Following a similar request to reporters covering last weekend’s Super Cup at Saitama Stadium, media attending Friday’s J. League Kickoff Conference were urged to wear masks as they spoke to players and managers about the upcoming first-division season.

“We’ve shared the package we used at last week’s Super Cup with all of our clubs,” J. League Chairman Mitsuru Murai told The Japan Times.

“We installed disinfectant stations in all bathrooms and entrances, gave staff masks to wear, and instead of one doctor and three nurses we had two doctors and seven nurses ready to treat anyone who felt ill. Just like today, we’re doing what we can to prevent (COVID-19) from spreading.”

Murai said the J. League is considering a plan to distribute several million masks to its 56 clubs, but clubs will not distribute health questionnaires as South Korean clubs hosting Asian Champions League matches did earlier this week.

“We’re coordinating with hospitals to transport anyone who falls ill, but we can’t inspect tens of thousands of fans (at each game),” Murai said. “We’re sharing information with relevant government agencies and the league is prepared to cooperate with any instructions we’re given.”

Murai, who last month was re-elected to his fourth and final two-year term as chairman, said that the league would let clubs decide how best to tackle issues such as fan service and player safety during the outbreak.

“Each club has different circumstances,” Murai said. “You can’t come up with a standard that will cover J1 clubs drawing tens of thousands of fans per game and J3 clubs drawing hundreds or thousands of fans per game.”

During his brief speech during the presentation portion of the event, Murai emphasized that 2020 would be a key year for the league as Japan prepares to host the Tokyo Olympic and Paralympic Games.

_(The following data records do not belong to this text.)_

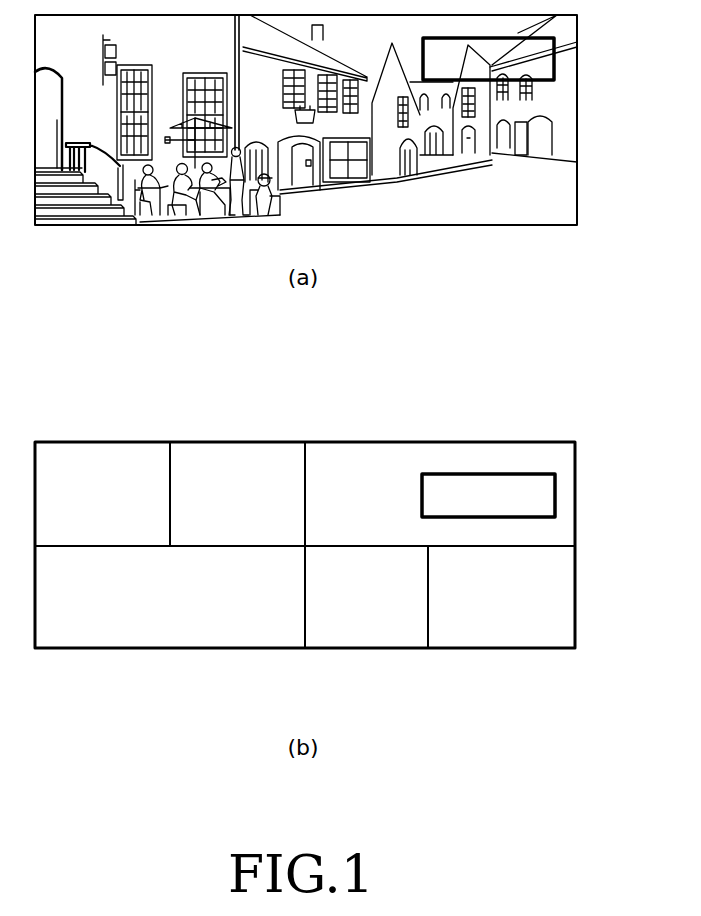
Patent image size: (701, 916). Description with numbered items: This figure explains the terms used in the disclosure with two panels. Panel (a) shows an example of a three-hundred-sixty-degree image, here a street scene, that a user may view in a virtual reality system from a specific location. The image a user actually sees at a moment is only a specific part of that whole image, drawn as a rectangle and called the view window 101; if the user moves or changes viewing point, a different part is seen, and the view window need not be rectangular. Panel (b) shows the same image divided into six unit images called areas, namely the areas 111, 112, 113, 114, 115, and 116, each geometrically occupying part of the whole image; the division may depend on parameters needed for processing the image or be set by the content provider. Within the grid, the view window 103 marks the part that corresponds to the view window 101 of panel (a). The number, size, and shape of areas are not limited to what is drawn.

The view window 101 is at (555, 60).
The view window 103 is at (556, 493).
The area 111 is at (170, 617).
The area 112 is at (102, 472).
The area 113 is at (235, 472).
The area 114 is at (371, 472).
The area 115 is at (365, 617).
The area 116 is at (503, 617).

“We have national team players, Olympic players and global stars,” Murai told a crowd of several hundred media representatives and other officials.

“Last year I talked about bringing the J. League to the world, but in this Olympic year we want to show not only our quality of play, but our fairness and our safe and enjoyable match-day culture.”

In addition to their managers, J1 clubs were represented by at least one player — many of whom, such as Kawasaki Frontale midfielder Ao Tanaka, Urawa Reds defender Daiki Hashioka and Kashima Antlers striker Ayase Ueda, are eligible to represent Japan at the 2020 Games.

“As a team we want to get the league title back, and that’s our biggest priority,” said Tanaka, who made his senior debut in December’s EAFF E-1 Championship and also appeared in last month’s AFC U-23 Championship in Thailand.

“A lot of players appearing could play in the Olympics,” said J. League vice chairman Hiromi Hara. “I have high hopes for all of them.”

But despite the year being posed as a pivotal one for Japan’s young players, the audience’s biggest reaction was reserved for a handshake between 35-year-old Vissel Kobe captain Andres Iniesta and Kazuyoshi Miura, the legendary Yokohama FC striker who will turn 53 on Feb. 23.

“Our training camp went very well, and we’re in good shape,” said Miura of Yokohama FC, which finished second in last year’s J2 to return to the top flight for the first time since 2007.

“(J1 opening-weekend opponent) Kobe won the Emperor’s Cup (on Jan. 1) and has a lot of momentum. I’m looking forward to playing against them.”